Jalaluddin Rumi

Rumi

Jalāl ad-Dīn Muhammad Rūmī (Bahasa Persia: جلال‌الدین محمد رومی), juga dikenal dengan nama Jalāl ad-Dīn Muhammad Balkhī (Bahasa Persia: جلال‌الدین محمد بلخى) atau sering pula disebut Rumi (30 September 1207 – 17 December 1273), adalah seorang penyair sufi Persia,[1][2][3] teolog Maturidi, sekaligus ulama yang lahir di Balkh (sekarang Samarkand), Persia Raya.[3][4] Selama tujuh abad terakhir, orang-orang Iran, Tajik, Turki, Yunani, Pashtun, orang-orang Islam di Asia Tengah, serta orang-orang Islam di Subbenua India telah menikmati karya-karyanya.
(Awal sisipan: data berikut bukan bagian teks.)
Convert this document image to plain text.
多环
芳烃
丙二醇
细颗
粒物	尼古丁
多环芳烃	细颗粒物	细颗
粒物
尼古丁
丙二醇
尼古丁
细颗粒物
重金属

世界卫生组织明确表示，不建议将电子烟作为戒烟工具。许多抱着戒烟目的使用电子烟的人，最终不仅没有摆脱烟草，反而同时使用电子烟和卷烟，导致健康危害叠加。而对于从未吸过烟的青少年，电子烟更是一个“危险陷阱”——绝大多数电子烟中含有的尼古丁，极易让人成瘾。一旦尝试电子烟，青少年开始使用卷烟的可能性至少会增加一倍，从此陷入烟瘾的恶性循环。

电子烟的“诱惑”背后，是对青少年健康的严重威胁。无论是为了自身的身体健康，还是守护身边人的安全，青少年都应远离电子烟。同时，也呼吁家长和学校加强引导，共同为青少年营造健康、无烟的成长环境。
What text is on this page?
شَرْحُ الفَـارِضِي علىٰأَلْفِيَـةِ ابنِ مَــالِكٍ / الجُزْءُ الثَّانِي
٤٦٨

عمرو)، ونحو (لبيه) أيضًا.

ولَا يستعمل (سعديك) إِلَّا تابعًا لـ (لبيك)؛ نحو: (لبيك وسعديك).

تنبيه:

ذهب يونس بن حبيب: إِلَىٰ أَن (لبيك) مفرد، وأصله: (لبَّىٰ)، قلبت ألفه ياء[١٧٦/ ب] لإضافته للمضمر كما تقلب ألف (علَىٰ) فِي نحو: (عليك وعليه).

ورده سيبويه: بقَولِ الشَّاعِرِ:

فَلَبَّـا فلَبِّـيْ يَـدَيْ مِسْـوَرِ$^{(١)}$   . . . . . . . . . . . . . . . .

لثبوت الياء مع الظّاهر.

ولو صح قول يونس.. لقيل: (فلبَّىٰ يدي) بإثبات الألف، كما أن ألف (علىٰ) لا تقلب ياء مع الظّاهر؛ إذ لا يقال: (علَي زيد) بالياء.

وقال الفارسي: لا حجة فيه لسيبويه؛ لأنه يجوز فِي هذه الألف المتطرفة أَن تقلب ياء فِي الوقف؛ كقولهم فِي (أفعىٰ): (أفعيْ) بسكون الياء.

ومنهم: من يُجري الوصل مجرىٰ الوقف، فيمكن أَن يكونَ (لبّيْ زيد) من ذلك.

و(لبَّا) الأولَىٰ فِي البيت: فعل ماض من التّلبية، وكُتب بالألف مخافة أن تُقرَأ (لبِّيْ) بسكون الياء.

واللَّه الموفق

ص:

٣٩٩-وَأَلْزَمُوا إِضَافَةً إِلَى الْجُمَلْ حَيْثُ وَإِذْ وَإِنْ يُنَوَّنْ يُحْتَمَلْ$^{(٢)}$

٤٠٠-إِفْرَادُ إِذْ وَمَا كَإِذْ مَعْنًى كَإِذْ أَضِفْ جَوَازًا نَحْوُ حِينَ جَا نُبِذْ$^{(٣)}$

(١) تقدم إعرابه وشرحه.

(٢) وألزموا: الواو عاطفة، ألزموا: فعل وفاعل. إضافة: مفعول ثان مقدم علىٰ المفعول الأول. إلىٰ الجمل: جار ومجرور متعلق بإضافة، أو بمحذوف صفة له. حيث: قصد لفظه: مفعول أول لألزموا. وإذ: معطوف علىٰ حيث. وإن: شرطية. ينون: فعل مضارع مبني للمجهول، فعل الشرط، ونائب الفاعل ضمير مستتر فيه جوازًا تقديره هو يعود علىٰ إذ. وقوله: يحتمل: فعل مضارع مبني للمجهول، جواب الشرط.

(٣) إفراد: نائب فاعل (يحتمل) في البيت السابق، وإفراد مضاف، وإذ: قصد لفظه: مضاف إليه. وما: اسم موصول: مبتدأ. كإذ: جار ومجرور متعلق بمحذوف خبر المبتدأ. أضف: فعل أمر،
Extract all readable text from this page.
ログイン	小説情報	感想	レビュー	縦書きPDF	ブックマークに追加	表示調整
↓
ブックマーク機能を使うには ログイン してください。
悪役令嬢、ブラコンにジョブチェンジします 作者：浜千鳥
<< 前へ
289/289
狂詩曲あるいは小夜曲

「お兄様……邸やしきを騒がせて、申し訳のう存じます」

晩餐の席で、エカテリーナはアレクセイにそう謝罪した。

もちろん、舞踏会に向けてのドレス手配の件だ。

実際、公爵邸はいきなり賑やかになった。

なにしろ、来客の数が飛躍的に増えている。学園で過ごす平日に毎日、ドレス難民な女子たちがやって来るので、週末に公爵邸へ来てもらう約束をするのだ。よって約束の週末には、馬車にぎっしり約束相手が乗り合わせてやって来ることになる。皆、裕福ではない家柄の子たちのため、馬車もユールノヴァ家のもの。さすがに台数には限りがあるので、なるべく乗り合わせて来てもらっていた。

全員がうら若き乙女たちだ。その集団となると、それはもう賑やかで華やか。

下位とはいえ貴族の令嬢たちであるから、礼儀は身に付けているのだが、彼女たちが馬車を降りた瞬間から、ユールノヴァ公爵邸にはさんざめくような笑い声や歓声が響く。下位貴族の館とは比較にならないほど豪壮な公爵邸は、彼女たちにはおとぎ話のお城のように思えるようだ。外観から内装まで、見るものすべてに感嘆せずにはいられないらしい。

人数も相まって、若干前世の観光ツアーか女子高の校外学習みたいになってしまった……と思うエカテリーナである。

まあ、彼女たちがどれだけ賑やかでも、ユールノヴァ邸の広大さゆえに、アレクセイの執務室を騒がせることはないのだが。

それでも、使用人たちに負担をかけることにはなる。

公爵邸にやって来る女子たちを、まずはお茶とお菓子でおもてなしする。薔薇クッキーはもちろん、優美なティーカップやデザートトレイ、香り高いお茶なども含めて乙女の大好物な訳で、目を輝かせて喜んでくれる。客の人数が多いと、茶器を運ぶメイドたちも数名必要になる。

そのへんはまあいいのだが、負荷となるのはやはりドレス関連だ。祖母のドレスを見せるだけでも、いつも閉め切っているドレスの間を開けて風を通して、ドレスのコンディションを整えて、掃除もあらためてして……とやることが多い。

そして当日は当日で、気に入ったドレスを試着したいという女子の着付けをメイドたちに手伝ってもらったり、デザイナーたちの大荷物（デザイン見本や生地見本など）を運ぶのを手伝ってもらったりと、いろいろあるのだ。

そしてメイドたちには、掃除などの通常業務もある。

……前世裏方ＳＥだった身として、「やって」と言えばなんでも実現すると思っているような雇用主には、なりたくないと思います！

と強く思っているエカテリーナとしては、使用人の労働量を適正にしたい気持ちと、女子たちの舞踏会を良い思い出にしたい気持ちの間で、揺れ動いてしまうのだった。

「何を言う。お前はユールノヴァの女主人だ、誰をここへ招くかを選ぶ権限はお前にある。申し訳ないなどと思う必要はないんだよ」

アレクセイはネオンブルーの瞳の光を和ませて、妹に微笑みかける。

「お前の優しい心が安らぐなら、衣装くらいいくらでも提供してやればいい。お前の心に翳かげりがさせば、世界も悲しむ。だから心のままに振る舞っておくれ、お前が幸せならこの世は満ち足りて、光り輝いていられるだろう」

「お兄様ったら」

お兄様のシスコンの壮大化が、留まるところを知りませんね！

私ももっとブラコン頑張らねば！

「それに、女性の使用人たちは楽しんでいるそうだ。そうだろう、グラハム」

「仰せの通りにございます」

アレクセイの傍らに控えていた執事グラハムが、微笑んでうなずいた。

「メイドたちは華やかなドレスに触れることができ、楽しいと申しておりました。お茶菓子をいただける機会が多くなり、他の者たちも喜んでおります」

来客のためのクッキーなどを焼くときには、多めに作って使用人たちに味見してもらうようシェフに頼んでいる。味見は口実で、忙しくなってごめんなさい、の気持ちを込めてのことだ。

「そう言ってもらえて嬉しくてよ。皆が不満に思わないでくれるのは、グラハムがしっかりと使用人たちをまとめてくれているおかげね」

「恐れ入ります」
Puisi-puisinya telah diterjemahkan ke dalam berbagai bahasa dan juga diubah ke dalam beragam format. Rumi telah dikenal sebagai salah satu "penyair terpopuler"[5] dan juga "penyair terlaris" di Amerika Serikat.[6][7]

Kebanyakan karya-karya Rumi ditulis dalam bahasa Persia, tetapi ia juga terkadang menggunakan bahasa Turki,[8] Arab,[9] dan Yunani[10][11][12] dalam tulisan-tulisannya. Salah satu karyanya, yaitu Kitab Masnawi (Mathnawi), yang disusun di Konya, dianggap sebagai salah satu puisi terbaik dalam bahasa Persia.[13][14] Karya ini merupakan salah satu karya paling berpengaruh dalam dunia Sufisme, dan kerap disebut sebagai "Quran dalam bahasa Persia".[15]

Hingga saat ini, karya-karya Rumi dalam bahasa aslinya telah dan masih banyak dibaca di wilayah Persia Raya dan juga wilayah-wilayah yang menuturkan bahasa Persia.[16][17] Sementara itu, hasil terjemahan karya-karyanya juga amat populer, terutama di Turki, Azerbaijan, Amerika Serikat, dan wilayah Asia Selatan.[18] Puisi-puisinya membawa pengaruh siginifikan, tidak hanya teradap sastra Persia, tapi juga terhadap tradisi sastra yang ditulis dalam bahasa Turki Utsmaniyah, Chagatai, Urdu, Bengali dan Pashtun.[19][20]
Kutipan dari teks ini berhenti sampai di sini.